Treasure Secrets Are Trivially Brute-Forceable — All 100 ETH Drainable Without Physical Participation

Root Cause + Impact

The 10 treasure secrets are sequential integers (1 through 10). The entire keyspace can be brute-forced in milliseconds by computing pedersen_hash([n]) for small values of n and comparing against the public ALLOWED_TREASURE_HASHES. An attacker generates 10 valid proofs and claims all 100 ETH without ever participating in the physical treasure hunt.

Description

• The ZK proof system is meant to guarantee that only someone who physically discovered the treasure (and therefore knows the secret) can generate a valid proof. The hashes are public; the security argument rests entirely on preimage secrecy.
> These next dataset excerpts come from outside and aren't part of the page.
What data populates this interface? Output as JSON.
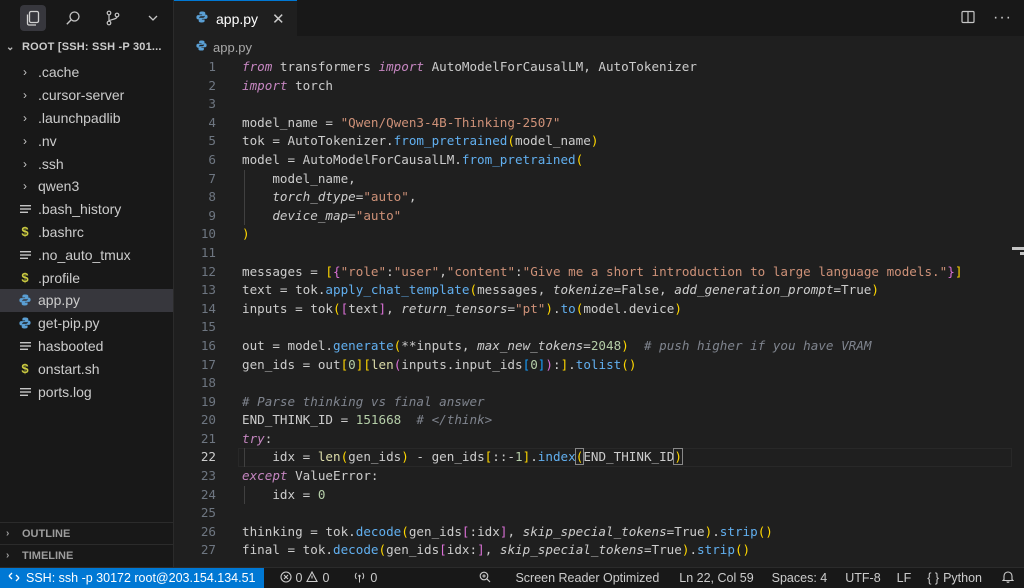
{
  "explorer": {
    "root_label": "ROOT [SSH: SSH -P 301...",
    "items": [
      {
        "label": ".cache",
        "kind": "folder",
        "icon": "chevron-right-icon"
      },
      {
        "label": ".cursor-server",
        "kind": "folder",
        "icon": "chevron-right-icon"
      },
      {
        "label": ".launchpadlib",
        "kind": "folder",
        "icon": "chevron-right-icon"
      },
      {
        "label": ".nv",
        "kind": "folder",
        "icon": "chevron-right-icon"
      },
      {
        "label": ".ssh",
        "kind": "folder",
        "icon": "chevron-right-icon"
      },
      {
        "label": "qwen3",
        "kind": "folder",
        "icon": "chevron-right-icon"
      },
      {
        "label": ".bash_history",
        "kind": "file",
        "icon": "file-lines-icon"
      },
      {
        "label": ".bashrc",
        "kind": "shell",
        "icon": "dollar-icon"
      },
      {
        "label": ".no_auto_tmux",
        "kind": "file",
        "icon": "file-lines-icon"
      },
      {
        "label": ".profile",
        "kind": "shell",
        "icon": "dollar-icon"
      },
      {
        "label": "app.py",
        "kind": "python",
        "icon": "python-icon",
        "active": true
      },
      {
        "label": "get-pip.py",
        "kind": "python",
        "icon": "python-icon"
      },
      {
        "label": "hasbooted",
        "kind": "file",
        "icon": "file-lines-icon"
      },
      {
        "label": "onstart.sh",
        "kind": "shell",
        "icon": "dollar-icon"
      },
      {
        "label": "ports.log",
        "kind": "file",
        "icon": "file-lines-icon"
      }
    ],
    "outline_label": "OUTLINE",
    "timeline_label": "TIMELINE"
  },
  "tab": {
    "label": "app.py"
  },
  "breadcrumb": {
    "file": "app.py"
  },
  "editor": {
    "current_line": 22,
    "line_numbers": [
      "1",
      "2",
      "3",
      "4",
      "5",
      "6",
      "7",
      "8",
      "9",
      "10",
      "11",
      "12",
      "13",
      "14",
      "15",
      "16",
      "17",
      "18",
      "19",
      "20",
      "21",
      "22",
      "23",
      "24",
      "25",
      "26",
      "27"
    ]
  },
  "status": {
    "remote": "SSH: ssh -p 30172 root@203.154.134.51",
    "errors": "0",
    "warnings": "0",
    "ports": "0",
    "screen_reader": "Screen Reader Optimized",
    "position": "Ln 22, Col 59",
    "spaces": "Spaces: 4",
    "encoding": "UTF-8",
    "eol": "LF",
    "language": "Python"
  },
  "colors": {
    "accent": "#0078d4",
    "background": "#1f1f1f",
    "sidebar": "#181818",
    "python_icon": "#5a9fd4",
    "shell_icon": "#cbcb41"
  }
}
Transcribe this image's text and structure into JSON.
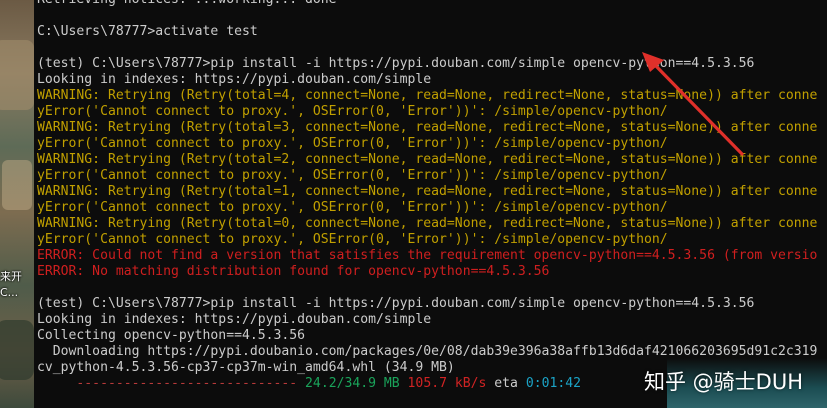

• The treasure secrets are the integers 1 through 10. Pedersen hash is preimage-resistant for cryptographically random inputs, but with a keyspace of 10 values, exhaustive search is instant. Deploy.s.sol:14-15 also leaks all secrets in plaintext, though brute-force alone is already sufficient.

Why the ZK model collapses: the security argument requires the secret space to have high min-entropy (≥ 128 bits for cryptographic security). A keyspace of 10 values has log₂(10) ≈ 3.3 bits — less than a single decimal digit. Preimage-resistance of Pedersen hash does not help, because preimage-resistance only protects against attackers who don't know the distribution of the secret; here the distribution (small integers 1–10) is public.

Risk

Likelihood: Any observer with a laptop recovers all 10 secrets in under 1 second via brute-force against the public hashes. No physical presence, no credentials, no compromised keys required.

Impact: An attacker generates 10 valid proofs and calls claim() 10 times, draining all 100 ETH before any honest snorkeler reaches the water. The ZK privacy guarantee is completely nullified.

Proof of Concept

A remote attacker reads the public hashes from main.nr:55, brute-forces all 10 secrets against small integers (complete in <1 second), then runs nargo prove with each recovered (secret, hash, attacker_recipient) tuple. The circuit's two constraints (is_allowed(treasure_hash) + pedersen_hash([treasure]) == treasure_hash) both pass because the attacker genuinely knows the secret. 10 valid proofs are produced off-chain. The attacker then submits 10 claim() transactions — all guards in TreasureHunt.sol (balance check, recipient check, claimsCount, per-hash claimed flag, verifier.verify) pass for each distinct hash. Contract balance goes from 100 ETH to 0.

Recommended Mitigation

Use cryptographically strong random secrets (256-bit field elements), not sequential integers. Manage secrets via secure off-chain key management and never commit them to source code.

Also remove the plaintext secret disclosure at Deploy.s.sol:14-15.